Возрастные ограничения: +12
сообщить о неприемлемом содержимом
Текущая страница: 15 (всего у книги 63 страниц) [доступный отрывок для чтения: 20 страниц]
Представления о жизни и смерти, здоровье и болезни, а также средства продления жизни или восстановления утраченного здоровья во все времена занимали человеческие умы. Можно ожидать, что эти идеи, по крайней мере некоторые из них, самые приемлемые и уместные, должны передаваться из поколения в поколение на протяжении тысячелетий. К сожалению, они не настолько осязаемы и конкретны, как, скажем, астрономические идеи, и доказать существование определенных традиций в этих областях гораздо труднее, если вообще возможно. Многие из них настолько просты и естественны, что они могли возникать (и возникали) независимо друг от друга во многих местах.
Биолог и математик Д. Томпсон, переведший «Историю животных» Аристотеля на английский язык, указал, что многие «грубые ошибки», ускользнувшие от критического взгляда гения, должны быть очень древними, эти ошибки настолько глубоко укоренились в его подсознании, что он и не думал их оспаривать. Рассказы о «козлах, которые дышат через уши, о хищниках, которые беременеют от ветра, об орле, который умирает от голода, об олене, захваченном музыкой, о саламандре, которая идет в пламени, о единороге, о мантикоре» не удивили бы нас в средневековом бестиарии, но мы испытываем потрясение, найдя их у Аристотеля. «Одни из них, – пишет сэр Дарси, – пришли через Персию с более дальнего Востока; другие (мы снова найдем их у Гораполлона, египетского жреца) являются всего лишь эзотерическим или аллегорическим выражением тайн древнеегипетской религии». Так, без труда удается обнаружить персидское происхождение мантикоры, так как Аристотель взял сведения о ней у Ктесия (V в. до н. э.), а само слово заимствовано из авестийского языка. В одних легендах прослеживаются египетские и прочие восточные источники, а в других нет. Скорее всего, подобные истории передавались из уст в уста, что не является их недостатком. Просто устная традиция не оставляет следов. Как бы там ни было, трудно представить, чтобы все эти истории придумал Аристотель; достаточно и того, что он снова пустил их в обращение и придал им некоторое наукообразие.
Следы еще одной рассказанной им легенды ведут к египетскому источнику неожиданным образом. Аристотель упоминал о съедобных морских ежах, чьи яйцеклетки в большом количестве растут при полной Луне. Тогда, как и сейчас, история входила в рыбацкий фольклор, которому Аристотель старался дать рациональное объяснение. Легенды связывают всех моллюсков с ростом и убыванием Луны. В 1924 г. английский зоолог X. Манро Фокс изучил факты и установил, что морские ежи, которые водятся в Средиземном море, вовсе не «растут и убывают» вместе с Луной, зато их кузены из Красного моря регулярно размножаются во время полнолуния. Иными словами, легенда верна в отношении Красного моря и ложна относительно Средиземного; она перешла от египтян в эгейский фольклор, возможно, очень рано и оставалась там непроверенной почти до наших дней.
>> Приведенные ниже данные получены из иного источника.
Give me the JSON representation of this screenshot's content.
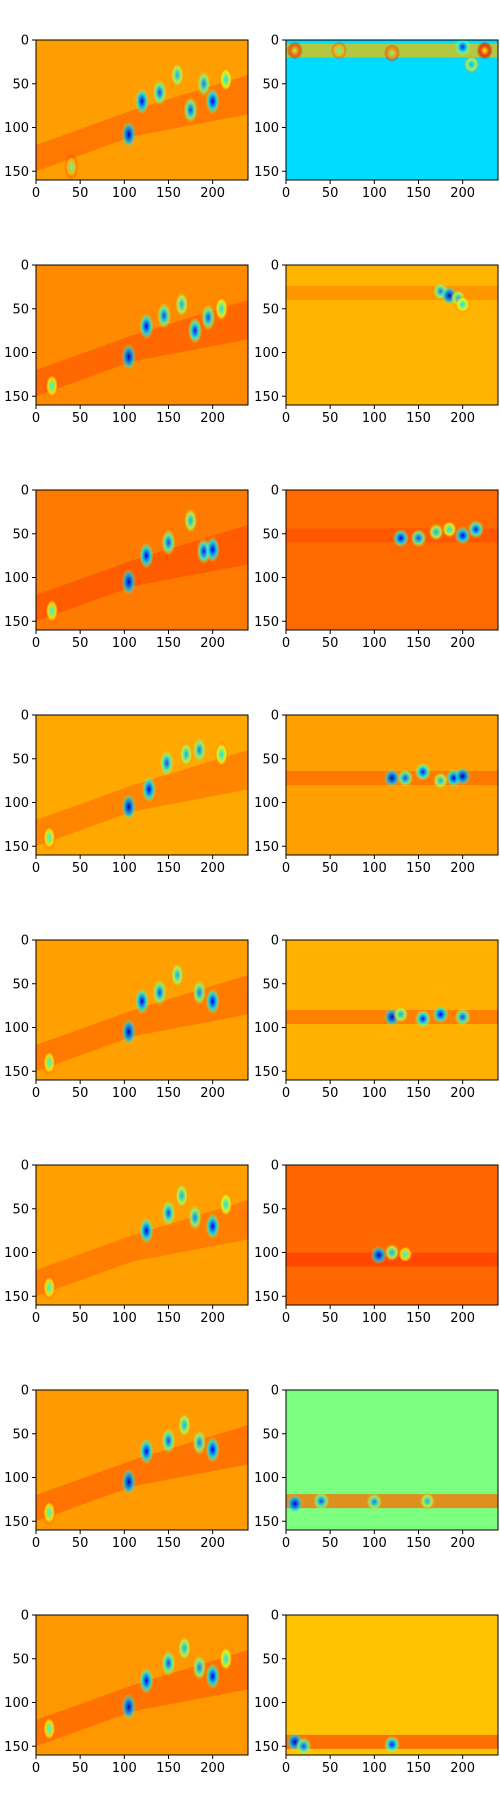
{
  "chart_data": {
    "type": "heatmap",
    "colormap": "jet",
    "layout": {
      "rows": 8,
      "cols": 2
    },
    "x_ticks": [
      "0",
      "50",
      "100",
      "150",
      "200"
    ],
    "y_ticks": [
      "0",
      "50",
      "100",
      "150"
    ],
    "x_tick_values": [
      0,
      50,
      100,
      150,
      200
    ],
    "y_tick_values": [
      0,
      50,
      100,
      150
    ],
    "xlim": [
      0,
      240
    ],
    "ylim": [
      160,
      0
    ],
    "left_panels": [
      {
        "base": "#ff9e00",
        "band": "#ff5a00",
        "blobs": [
          [
            40,
            145,
            0.45
          ],
          [
            105,
            108,
            0.05
          ],
          [
            120,
            70,
            0.1
          ],
          [
            140,
            60,
            0.2
          ],
          [
            160,
            40,
            0.3
          ],
          [
            175,
            80,
            0.2
          ],
          [
            190,
            50,
            0.25
          ],
          [
            200,
            70,
            0.1
          ],
          [
            215,
            45,
            0.35
          ]
        ]
      },
      {
        "base": "#ff8a00",
        "band": "#ff4d00",
        "blobs": [
          [
            18,
            138,
            0.4
          ],
          [
            105,
            105,
            0.05
          ],
          [
            125,
            70,
            0.1
          ],
          [
            145,
            58,
            0.2
          ],
          [
            165,
            45,
            0.3
          ],
          [
            180,
            75,
            0.15
          ],
          [
            195,
            60,
            0.2
          ],
          [
            210,
            50,
            0.35
          ]
        ]
      },
      {
        "base": "#ff7a00",
        "band": "#ff4400",
        "blobs": [
          [
            18,
            138,
            0.4
          ],
          [
            105,
            105,
            0.05
          ],
          [
            125,
            75,
            0.1
          ],
          [
            150,
            60,
            0.2
          ],
          [
            175,
            35,
            0.3
          ],
          [
            190,
            70,
            0.15
          ],
          [
            200,
            68,
            0.1
          ]
        ]
      },
      {
        "base": "#ffa800",
        "band": "#ff6600",
        "blobs": [
          [
            15,
            140,
            0.4
          ],
          [
            105,
            105,
            0.05
          ],
          [
            128,
            85,
            0.1
          ],
          [
            148,
            55,
            0.2
          ],
          [
            170,
            45,
            0.3
          ],
          [
            185,
            40,
            0.25
          ],
          [
            210,
            45,
            0.35
          ]
        ]
      },
      {
        "base": "#ffa000",
        "band": "#ff5c00",
        "blobs": [
          [
            15,
            140,
            0.4
          ],
          [
            105,
            105,
            0.05
          ],
          [
            120,
            70,
            0.1
          ],
          [
            140,
            60,
            0.2
          ],
          [
            160,
            40,
            0.3
          ],
          [
            185,
            60,
            0.25
          ],
          [
            200,
            70,
            0.1
          ]
        ]
      },
      {
        "base": "#ffa000",
        "band": "#ff6000",
        "blobs": [
          [
            15,
            140,
            0.4
          ],
          [
            125,
            75,
            0.1
          ],
          [
            150,
            55,
            0.2
          ],
          [
            165,
            35,
            0.3
          ],
          [
            180,
            60,
            0.25
          ],
          [
            200,
            70,
            0.1
          ],
          [
            215,
            45,
            0.35
          ]
        ]
      },
      {
        "base": "#ff9a00",
        "band": "#ff5600",
        "blobs": [
          [
            15,
            140,
            0.4
          ],
          [
            105,
            105,
            0.05
          ],
          [
            125,
            70,
            0.1
          ],
          [
            150,
            58,
            0.2
          ],
          [
            168,
            40,
            0.3
          ],
          [
            185,
            60,
            0.25
          ],
          [
            200,
            68,
            0.1
          ]
        ]
      },
      {
        "base": "#ff9800",
        "band": "#ff5400",
        "blobs": [
          [
            15,
            130,
            0.4
          ],
          [
            105,
            105,
            0.05
          ],
          [
            125,
            75,
            0.1
          ],
          [
            150,
            55,
            0.2
          ],
          [
            168,
            38,
            0.3
          ],
          [
            185,
            60,
            0.25
          ],
          [
            200,
            70,
            0.1
          ],
          [
            215,
            50,
            0.35
          ]
        ]
      }
    ],
    "right_panels": [
      {
        "base": "#00dcff",
        "band_y": 12,
        "band_color": "#f0c000",
        "blobs": [
          [
            10,
            12,
            0.55
          ],
          [
            60,
            12,
            0.45
          ],
          [
            120,
            15,
            0.5
          ],
          [
            200,
            8,
            0.15
          ],
          [
            210,
            28,
            0.3
          ],
          [
            225,
            12,
            0.6
          ]
        ]
      },
      {
        "base": "#ffb400",
        "band_y": 32,
        "band_color": "#ff8c00",
        "blobs": [
          [
            175,
            30,
            0.25
          ],
          [
            185,
            35,
            0.05
          ],
          [
            195,
            38,
            0.3
          ],
          [
            200,
            45,
            0.35
          ]
        ]
      },
      {
        "base": "#ff6a00",
        "band_y": 52,
        "band_color": "#ff5000",
        "blobs": [
          [
            130,
            55,
            0.1
          ],
          [
            150,
            55,
            0.2
          ],
          [
            170,
            48,
            0.3
          ],
          [
            185,
            45,
            0.35
          ],
          [
            200,
            52,
            0.1
          ],
          [
            215,
            45,
            0.15
          ]
        ]
      },
      {
        "base": "#ffa000",
        "band_y": 72,
        "band_color": "#ff6c00",
        "blobs": [
          [
            120,
            72,
            0.05
          ],
          [
            135,
            72,
            0.2
          ],
          [
            155,
            65,
            0.15
          ],
          [
            175,
            75,
            0.3
          ],
          [
            190,
            72,
            0.1
          ],
          [
            200,
            70,
            0.05
          ]
        ]
      },
      {
        "base": "#ffb000",
        "band_y": 88,
        "band_color": "#ff7000",
        "blobs": [
          [
            120,
            88,
            0.05
          ],
          [
            130,
            85,
            0.3
          ],
          [
            155,
            90,
            0.15
          ],
          [
            175,
            85,
            0.1
          ],
          [
            200,
            88,
            0.2
          ]
        ]
      },
      {
        "base": "#ff6800",
        "band_y": 108,
        "band_color": "#ff3c00",
        "blobs": [
          [
            105,
            103,
            0.05
          ],
          [
            120,
            100,
            0.3
          ],
          [
            135,
            102,
            0.4
          ]
        ]
      },
      {
        "base": "#7cff80",
        "band_y": 127,
        "band_color": "#ff6a00",
        "blobs": [
          [
            10,
            130,
            0.05
          ],
          [
            40,
            127,
            0.2
          ],
          [
            100,
            128,
            0.25
          ],
          [
            160,
            127,
            0.3
          ]
        ]
      },
      {
        "base": "#ffc400",
        "band_y": 145,
        "band_color": "#ff5200",
        "blobs": [
          [
            10,
            145,
            0.05
          ],
          [
            20,
            150,
            0.2
          ],
          [
            120,
            148,
            0.15
          ]
        ]
      }
    ]
  }
}
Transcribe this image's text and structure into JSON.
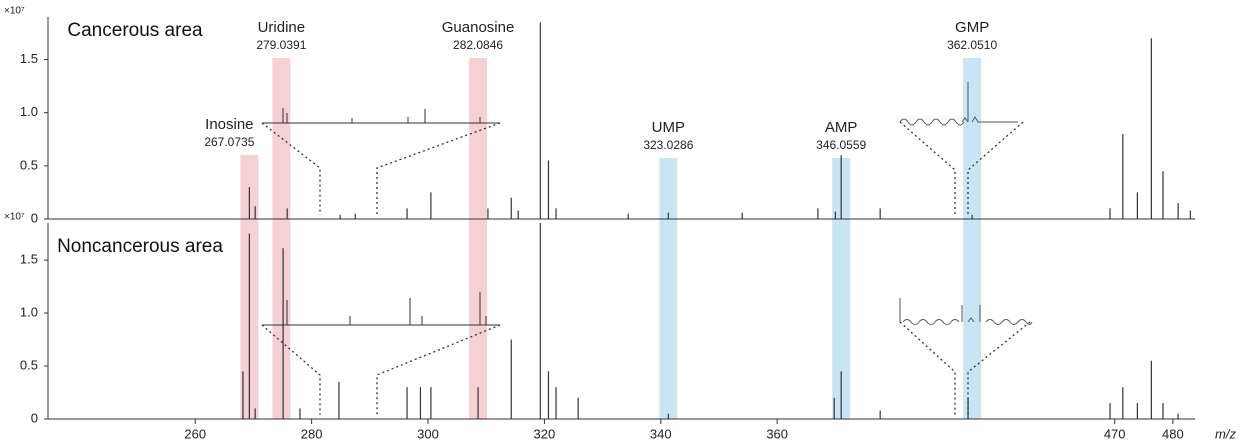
{
  "chart_data": [
    {
      "type": "spectrum",
      "title": "Cancerous area",
      "y_unit": "×10⁷",
      "xlim": [
        234.7,
        483.8
      ],
      "xbreak": [
        418,
        470
      ],
      "ylim": [
        0,
        1.9
      ],
      "yticks": [
        0,
        0.5,
        {
          "value": 1,
          "label": "1.0"
        },
        1.5
      ],
      "color": "#333333",
      "x": [
        269.3,
        270.3,
        275.8,
        284.9,
        287.5,
        296.4,
        300.5,
        310.3,
        314.3,
        315.5,
        319.3,
        320.7,
        322.0,
        334.4,
        341.3,
        354.0,
        367.0,
        370.0,
        371.0,
        377.7,
        393.5,
        417.2,
        471.4,
        473.9,
        476.3,
        478.3,
        480.9,
        483.0
      ],
      "values": [
        0.3,
        0.12,
        0.1,
        0.04,
        0.05,
        0.1,
        0.25,
        0.1,
        0.2,
        0.08,
        1.85,
        0.55,
        0.1,
        0.05,
        0.06,
        0.06,
        0.1,
        0.07,
        0.6,
        0.1,
        0.04,
        0.1,
        0.8,
        0.25,
        1.7,
        0.45,
        0.15,
        0.08
      ],
      "annotations": [
        {
          "name": "Inosine",
          "mass": "267.0735",
          "x": 269.3,
          "color": "#f3c9cb"
        },
        {
          "name": "Uridine",
          "mass": "279.0391",
          "x": 274.8,
          "color": "#f3c9cb"
        },
        {
          "name": "Guanosine",
          "mass": "282.0846",
          "x": 308.6,
          "color": "#f3c9cb"
        },
        {
          "name": "UMP",
          "mass": "323.0286",
          "x": 341.3,
          "color": "#bfe0f2"
        },
        {
          "name": "AMP",
          "mass": "346.0559",
          "x": 371.0,
          "color": "#bfe0f2"
        },
        {
          "name": "GMP",
          "mass": "362.0510",
          "x": 393.5,
          "color": "#bfe0f2"
        }
      ]
    },
    {
      "type": "spectrum",
      "title": "Noncancerous area",
      "y_unit": "×10⁷",
      "xlabel": "m/z",
      "xlim": [
        234.7,
        483.8
      ],
      "xbreak": [
        418,
        470
      ],
      "xticks": [
        260,
        280,
        300,
        320,
        340,
        360,
        470,
        480
      ],
      "ylim": [
        0,
        1.85
      ],
      "yticks": [
        0,
        0.5,
        {
          "value": 1,
          "label": "1.0"
        },
        1.5
      ],
      "color": "#333333",
      "x": [
        268.2,
        269.3,
        270.3,
        275.1,
        278.0,
        284.7,
        296.4,
        298.7,
        300.5,
        308.6,
        314.3,
        319.3,
        320.7,
        322.0,
        325.8,
        341.3,
        369.8,
        371.0,
        377.7,
        392.8,
        417.2,
        471.4,
        473.9,
        476.3,
        478.3,
        480.9
      ],
      "values": [
        0.45,
        1.75,
        0.1,
        1.6,
        0.1,
        0.35,
        0.3,
        0.3,
        0.3,
        0.3,
        0.75,
        1.85,
        0.45,
        0.3,
        0.2,
        0.05,
        0.2,
        0.45,
        0.08,
        0.2,
        0.15,
        0.3,
        0.15,
        0.55,
        0.15,
        0.05
      ]
    }
  ]
}
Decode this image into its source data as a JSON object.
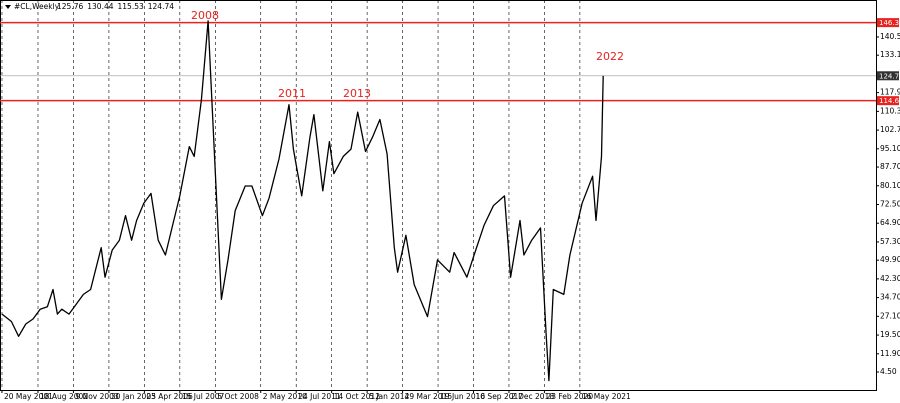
{
  "chart_data": {
    "type": "line",
    "symbol": "#CL,Weekly",
    "ohlc": [
      125.76,
      130.44,
      115.53,
      124.74
    ],
    "annotations": [
      "2008",
      "2011",
      "2013",
      "2022"
    ],
    "series": [
      {
        "color": "#000000",
        "x": [
          "2001-05-20",
          "2001-09-16",
          "2001-12-16",
          "2002-03-17",
          "2002-06-16",
          "2002-09-15",
          "2002-12-15",
          "2003-02-23",
          "2003-04-20",
          "2003-06-15",
          "2003-09-14",
          "2003-12-14",
          "2004-03-14",
          "2004-06-13",
          "2004-10-24",
          "2004-12-12",
          "2005-03-13",
          "2005-06-12",
          "2005-08-28",
          "2005-11-13",
          "2006-01-15",
          "2006-04-16",
          "2006-07-16",
          "2006-10-15",
          "2007-01-14",
          "2007-04-15",
          "2007-07-15",
          "2007-11-11",
          "2008-01-13",
          "2008-04-13",
          "2008-07-06",
          "2008-09-14",
          "2008-12-21",
          "2009-03-15",
          "2009-06-14",
          "2009-10-18",
          "2010-01-10",
          "2010-05-23",
          "2010-08-15",
          "2010-12-19",
          "2011-04-24",
          "2011-06-19",
          "2011-10-02",
          "2012-01-15",
          "2012-03-04",
          "2012-06-24",
          "2012-09-16",
          "2012-11-11",
          "2013-03-10",
          "2013-06-16",
          "2013-09-08",
          "2013-12-15",
          "2014-03-16",
          "2014-06-15",
          "2014-09-14",
          "2014-12-14",
          "2015-01-25",
          "2015-05-10",
          "2015-08-23",
          "2016-02-07",
          "2016-06-12",
          "2016-11-13",
          "2017-01-08",
          "2017-06-18",
          "2017-09-17",
          "2018-01-21",
          "2018-05-20",
          "2018-10-07",
          "2018-12-23",
          "2019-04-21",
          "2019-06-09",
          "2019-09-15",
          "2020-01-05",
          "2020-03-15",
          "2020-04-19",
          "2020-06-14",
          "2020-10-25",
          "2021-01-10",
          "2021-06-13",
          "2021-10-24",
          "2021-12-05",
          "2022-02-13",
          "2022-03-06"
        ],
        "values": [
          28,
          25,
          19,
          24,
          26,
          30,
          31,
          38,
          28,
          30,
          28,
          32,
          36,
          38,
          55,
          43,
          54,
          58,
          68,
          58,
          66,
          73,
          77,
          58,
          52,
          64,
          76,
          96,
          92,
          115,
          147,
          100,
          34,
          50,
          70,
          80,
          80,
          68,
          75,
          91,
          113,
          95,
          76,
          100,
          109,
          78,
          98,
          85,
          92,
          95,
          110,
          94,
          100,
          107,
          93,
          55,
          45,
          60,
          40,
          27,
          50,
          45,
          53,
          43,
          52,
          64,
          72,
          76,
          43,
          66,
          52,
          58,
          63,
          20,
          1,
          38,
          36,
          52,
          73,
          84,
          66,
          92,
          124.74
        ]
      }
    ],
    "xlim": [
      "2001-04-25",
      "2031-08-13"
    ],
    "ylim": [
      -2.8,
      155.5
    ],
    "xticks": [
      {
        "value": "2001-05-20",
        "label": "20 May 2001"
      },
      {
        "value": "2002-08-18",
        "label": "18 Aug 2002"
      },
      {
        "value": "2003-11-09",
        "label": "9 Nov 2003"
      },
      {
        "value": "2005-01-30",
        "label": "30 Jan 2005"
      },
      {
        "value": "2006-04-23",
        "label": "23 Apr 2006"
      },
      {
        "value": "2007-07-15",
        "label": "15 Jul 2007"
      },
      {
        "value": "2008-10-05",
        "label": "5 Oct 2008"
      },
      {
        "value": "2010-05-02",
        "label": "2 May 2010"
      },
      {
        "value": "2011-07-24",
        "label": "24 Jul 2011"
      },
      {
        "value": "2012-10-14",
        "label": "14 Oct 2012"
      },
      {
        "value": "2014-01-05",
        "label": "5 Jan 2014"
      },
      {
        "value": "2015-03-29",
        "label": "29 Mar 2015"
      },
      {
        "value": "2016-06-19",
        "label": "19 Jun 2016"
      },
      {
        "value": "2017-09-10",
        "label": "10 Sep 2017"
      },
      {
        "value": "2018-12-02",
        "label": "2 Dec 2018"
      },
      {
        "value": "2020-02-23",
        "label": "23 Feb 2020"
      },
      {
        "value": "2021-05-16",
        "label": "16 May 2021"
      }
    ],
    "yticks": [
      {
        "value": 140.5,
        "label": "140.50"
      },
      {
        "value": 133.1,
        "label": "133.10"
      },
      {
        "value": 117.9,
        "label": "117.90"
      },
      {
        "value": 110.3,
        "label": "110.30"
      },
      {
        "value": 102.7,
        "label": "102.70"
      },
      {
        "value": 95.1,
        "label": "95.10"
      },
      {
        "value": 87.7,
        "label": "87.70"
      },
      {
        "value": 80.1,
        "label": "80.10"
      },
      {
        "value": 72.5,
        "label": "72.50"
      },
      {
        "value": 64.9,
        "label": "64.90"
      },
      {
        "value": 57.3,
        "label": "57.30"
      },
      {
        "value": 49.9,
        "label": "49.90"
      },
      {
        "value": 42.3,
        "label": "42.30"
      },
      {
        "value": 34.7,
        "label": "34.70"
      },
      {
        "value": 27.1,
        "label": "27.10"
      },
      {
        "value": 19.5,
        "label": "19.50"
      },
      {
        "value": 11.9,
        "label": "11.90"
      },
      {
        "value": 4.5,
        "label": "4.50"
      }
    ],
    "price_lines": [
      {
        "value": 146.32,
        "color": "#e8231f"
      },
      {
        "value": 124.74,
        "color": "#9a9a9a"
      },
      {
        "value": 114.64,
        "color": "#e8231f"
      }
    ],
    "grid": true
  }
}
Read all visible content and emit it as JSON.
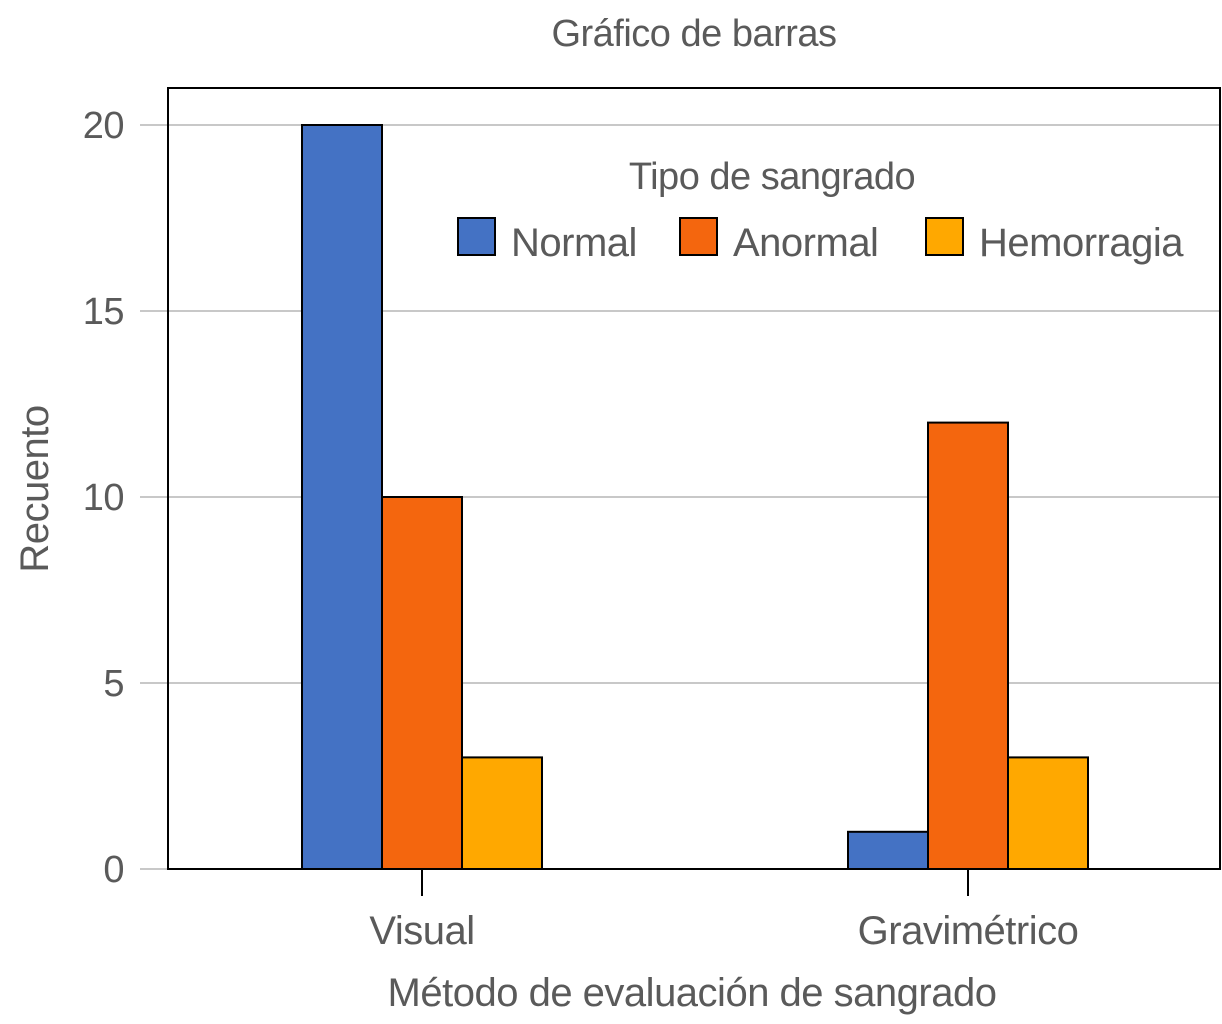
{
  "chart_data": {
    "type": "bar",
    "title": "Gráfico de barras",
    "xlabel": "Método de evaluación de sangrado",
    "ylabel": "Recuento",
    "ylim": [
      0,
      21
    ],
    "yticks": [
      0,
      5,
      10,
      15,
      20
    ],
    "ytick_labels": [
      "0",
      "5",
      "10",
      "15",
      "20"
    ],
    "grid": true,
    "categories": [
      "Visual",
      "Gravimétrico"
    ],
    "legend": {
      "title": "Tipo de sangrado",
      "placement": "top-right"
    },
    "series": [
      {
        "name": "Normal",
        "color": "#4472C4",
        "values": [
          20,
          1
        ]
      },
      {
        "name": "Anormal",
        "color": "#F4660E",
        "values": [
          10,
          12
        ]
      },
      {
        "name": "Hemorragia",
        "color": "#FFA800",
        "values": [
          3,
          3
        ]
      }
    ]
  }
}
Перейдем к медицине. Египтянин Имхотеп, которого можно идентифицировать с визирем фараона Джосера (III династия, начало XXX в.), был окружен славой и позже объявлен богом медицины. Обожествление Имхотепа предшествовало обожествлению Асклепия. Так как медицинская практика представляла непосредственный интерес для любого умного гостя и всех, чье здоровье подвергалось угрозе, можно заключить, что подобные традиции имели все шансы перейти к жителям Эгейского региона и их греческим последователям. Отношения Греции и Египта значительно укрепились в эпоху XXVI династии (663–525), так называемого Сансского ренессанса. Тогда столица Египта находилась в Саисе, на западе дельты Нила, на правом берегу западного рукава Рашид. Один из фараонов династии, Амасис II (569–525), позволил грекам построить себе город в Навкратисе, на западе дельты Нила; вскоре стараниями греков Навкратис превратился в самый важный торговый центр в Египте. Этот греческий центр, который находился недалеко от столицы, стал центром обширных связей между Грецией и Египтом. Два города, Саис и Навкратис, как бы предшествовали Александрии. Конечно, все описываемые события имели место в конце VI в., еще до Геродота и Гиппократа.
Геродот заметил о египтянах: «Искусство же врачевания у них разделено. Каждый врач лечит только один определенный недуг, а не несколько, и вся египетская страна полна врачей. Так, есть врачи по глазным болезням, болезням головы, зубов, чрева и внутренним болезням»[14]14
Геродот. История. Кн. II, 84.
[Закрыть]. Его слова подтверждаются египетскими документами эпохи Древнего царства (ок. 3400–2475), в которых можно найти написанные иероглифами названия медицинских специальностей, упомянутых в греческом тексте.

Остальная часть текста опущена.